Today we have fast networks. And large files. BUT... large files are usually _compressed_ media files or large datasets in highly compressed mode. If you chage just a _single_ bit in the largely-compressed file the whole file changes significantly, so calculating checksums becomes very expensive AND yields in practically whole-file-changed mode! So you spend lots of time to calculate the checksums and yet need to transfer the whole file (practically). Byte-level differences usually make no sense in such scenarios.
Looking at the small(er) files, cost of transfering the file approaches the cost of calculating checksums so there is no need in that as well.

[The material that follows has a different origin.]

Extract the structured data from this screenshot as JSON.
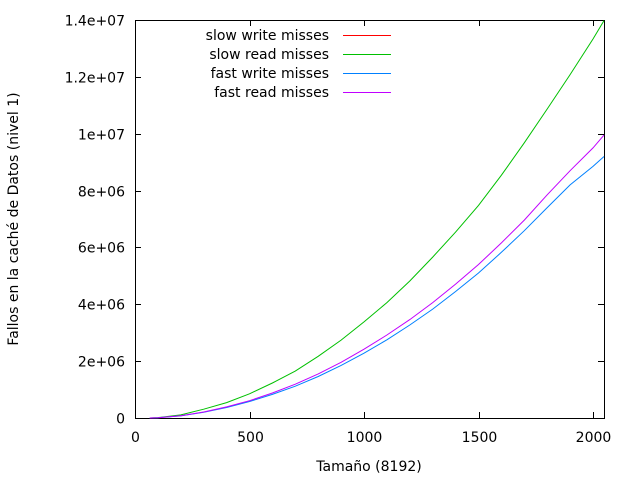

The about only reason one can think of, where byte-level differences make sense is when handling very large uncompressed files that need to be copied over very slow networks. The only thing that comes in mind are database-files OR container files where some applications store their data (like Entourage mail client holding user mailboxes in flat uncompressed large file).
On the Mac, the good practice that Apple is preaching is to go away from large monolyth files, as they pose the problem for their Spotlight and Time Machine applications. Hence all apps on Mac usually store their output in discrete small(er) files. So they are actually moving away from stuffing all in one file, which makes byte-level diffs pretty useless...
Having said all that... yes there is a need for byte-level diffs but this need is smaller and smaller every day, which is the reason why we opted to completely ignore it.